Butterfly's Shadow, By Lee Langley
Madame Butterfly, the next chapter

The opening scene of Butterfly's Shadow is a prose retelling of the ending of Puccini's opera: it's Nagasaki, 1925, and Cho-Cho-San watches the arrival of her American "husband", Pinkerton, and his fiancée, who have come to take her baby away.
The first seven pages would make a beautifully crafted short story in their own right. Indeed, many scenes throughout the novel have this quality. The story follows Cho-Cho-San's son Joey as he grows up in America, ignorant for years of his mother's language and culture; living through the Depression; internment as a Japanese alien when the Second World War breaks out; fighting for his adopted country in the Italian campaign; and finally visiting the ruins of Nagasaki after the war.

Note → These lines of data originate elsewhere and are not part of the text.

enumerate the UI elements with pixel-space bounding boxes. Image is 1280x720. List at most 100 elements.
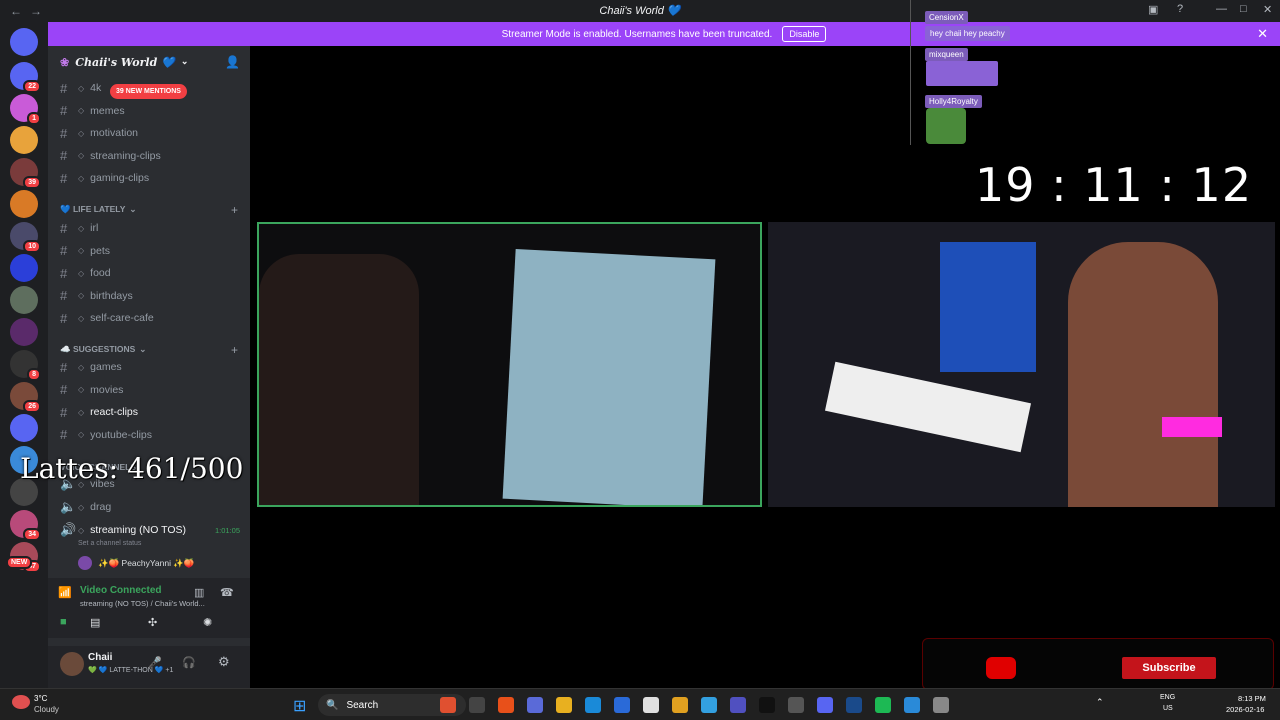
inbox-icon[interactable]: ▣ <box>1148 3 1158 16</box>
taskbar-app-icon[interactable] <box>527 697 543 713</box>
server-icon[interactable] <box>10 126 38 154</box>
hash-icon: # <box>60 427 68 442</box>
channel-react-clips[interactable]: # ◇ react-clips <box>56 402 246 422</box>
taskbar-app-icon[interactable] <box>904 697 920 713</box>
video-tile-host[interactable] <box>768 222 1275 507</box>
server-header[interactable]: ❀ Chaii's World 💙 ⌄ 👤 <box>48 46 250 78</box>
add-channel-icon[interactable]: + <box>231 343 238 357</box>
add-channel-icon[interactable]: + <box>231 203 238 217</box>
signal-icon: 📶 <box>58 587 72 599</box>
channel-streaming-clips[interactable]: # ◇ streaming-clips <box>56 146 246 166</box>
settings-icon[interactable]: ⚙ <box>218 654 230 670</box>
server-icon[interactable]: 34 <box>10 510 41 541</box>
close-window-icon[interactable]: ✕ <box>1263 3 1272 16</box>
channel-youtube-clips[interactable]: # ◇ youtube-clips <box>56 425 246 445</box>
taskbar-app-icon[interactable] <box>469 697 485 713</box>
channel-birthdays[interactable]: # ◇ birthdays <box>56 286 246 306</box>
neon-light <box>1162 417 1222 437</box>
sound-icon[interactable]: ▥ <box>194 586 204 599</box>
hash-icon: # <box>60 103 68 118</box>
server-icon[interactable] <box>10 190 38 218</box>
channel-label: motivation <box>90 127 139 139</box>
channel-memes[interactable]: # ◇ memes <box>56 101 246 121</box>
server-icon[interactable]: 22 <box>10 62 41 93</box>
diamond-icon: ◇ <box>78 173 85 183</box>
close-icon[interactable]: ✕ <box>1257 26 1268 42</box>
taskbar-app-icon[interactable] <box>846 697 862 713</box>
taskbar-app-icon[interactable] <box>672 697 688 713</box>
headphones-icon[interactable]: 🎧 <box>182 656 196 669</box>
taskbar-app-icon[interactable] <box>556 697 572 713</box>
voice-member[interactable]: ✨🍑 PeachyYanni ✨🍑 <box>78 556 195 570</box>
server-icon[interactable] <box>10 414 38 442</box>
server-icon[interactable]: 1 <box>10 94 41 125</box>
maximize-icon[interactable]: □ <box>1240 3 1247 15</box>
channel-motivation[interactable]: # ◇ motivation <box>56 123 246 143</box>
channel-pets[interactable]: # ◇ pets <box>56 241 246 261</box>
lattes-goal: Lattes: 461/500 <box>20 452 244 485</box>
windows-start-icon[interactable]: ⊞ <box>293 696 306 716</box>
weather-icon[interactable] <box>12 695 30 709</box>
channel-games[interactable]: # ◇ games <box>56 357 246 377</box>
taskbar-app-icon[interactable] <box>701 697 717 713</box>
server-icon: ❀ <box>60 55 70 69</box>
category-header[interactable]: ☁️ SUGGESTIONS ⌄ + <box>56 343 246 357</box>
direct-messages-icon[interactable] <box>10 28 38 56</box>
server-icon[interactable]: 26 <box>10 382 41 413</box>
clock-time[interactable]: 8:13 PM <box>1238 694 1266 703</box>
channel-self-care-cafe[interactable]: # ◇ self-care-cafe <box>56 308 246 328</box>
chat-username: Holly4Royalty <box>925 95 982 108</box>
channel-food[interactable]: # ◇ food <box>56 263 246 283</box>
taskbar-app-icon[interactable] <box>817 697 833 713</box>
help-icon[interactable]: ? <box>1177 3 1183 15</box>
sketchbook <box>824 361 1032 453</box>
lang-indicator[interactable]: ENG <box>1160 694 1175 701</box>
new-mentions-badge[interactable]: 39 NEW MENTIONS <box>110 84 187 99</box>
chevron-down-icon: ⌄ <box>180 57 189 67</box>
minimize-icon[interactable]: — <box>1216 3 1227 15</box>
avatar[interactable] <box>60 652 84 676</box>
voice-channel-drag[interactable]: 🔈 ◇ drag <box>56 497 246 517</box>
taskbar-app-icon[interactable] <box>730 697 746 713</box>
channel-status[interactable]: Set a channel status <box>78 540 141 547</box>
camera-icon[interactable]: ■ <box>60 616 67 628</box>
soundboard-icon[interactable]: ✺ <box>203 616 212 629</box>
mention-badge: 39 <box>23 176 41 189</box>
video-tile-guest[interactable] <box>257 222 762 507</box>
diamond-icon: ◇ <box>78 223 85 233</box>
taskbar-app-icon[interactable] <box>643 697 659 713</box>
server-icon[interactable] <box>10 286 38 314</box>
taskbar-app-icon[interactable] <box>759 697 775 713</box>
hash-icon: # <box>60 80 68 96</box>
disable-button[interactable]: Disable <box>782 26 827 42</box>
server-icon[interactable]: 39 <box>10 158 41 189</box>
chevron-down-icon: ⌄ <box>139 344 147 354</box>
disconnect-icon[interactable]: ☎ <box>220 586 234 599</box>
channel-gaming-clips[interactable]: # ◇ gaming-clips <box>56 168 246 188</box>
invite-icon[interactable]: 👤 <box>225 55 240 69</box>
channel-irl[interactable]: # ◇ irl <box>56 218 246 238</box>
tray-chevron-icon[interactable]: ⌃ <box>1096 697 1104 708</box>
channel-movies[interactable]: # ◇ movies <box>56 380 246 400</box>
activities-icon[interactable]: ✣ <box>148 616 157 629</box>
taskbar-app-icon[interactable] <box>614 697 630 713</box>
server-icon[interactable] <box>10 254 38 282</box>
guest-person <box>259 254 419 505</box>
channel-label: 4k <box>90 82 102 94</box>
server-icon[interactable]: 8 <box>10 350 41 381</box>
category-header[interactable]: 💙 LIFE LATELY ⌄ + <box>56 203 246 217</box>
subscribe-button[interactable]: Subscribe <box>1122 657 1216 679</box>
taskbar-app-icon[interactable] <box>933 697 949 713</box>
voice-channel-streaming[interactable]: 🔊 ◇ streaming (NO TOS) 1:01:05 <box>56 520 246 540</box>
screen-share-icon[interactable]: ▤ <box>90 616 100 629</box>
server-icon[interactable] <box>10 318 38 346</box>
hash-icon: # <box>60 288 68 303</box>
taskbar-app-icon[interactable] <box>585 697 601 713</box>
hash-icon: # <box>60 220 68 236</box>
taskbar-app-icon[interactable] <box>788 697 804 713</box>
taskbar-app-icon[interactable] <box>498 697 514 713</box>
taskbar-app-icon[interactable] <box>440 697 456 713</box>
taskbar-app-icon[interactable] <box>875 697 891 713</box>
server-icon[interactable]: 10 <box>10 222 41 253</box>
microphone-icon[interactable]: 🎤 <box>148 656 162 669</box>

Lee Langley observes all her characters – the mistreated but dignified Cho-Cho-San; loyal Suzuki, who makes the transition from maid to friend; the coarse, hapless Pinkerton; and the conflicted, innocent Joey – with a sympathetic but never sentimental eye. And not only is Langley expert in depicting the contrasting style, atmosphere and philosophy of Japanese and US cultures; she is brilliant at showing how those cultures changed over time.
In its scope, showing how the years alter both individuals and societies, this is reminiscent of Arnold Bennett's The Old Wives' Tale. The style is graceful and deliciously readable, and the novel ends with an unforgettably eerie and moving image.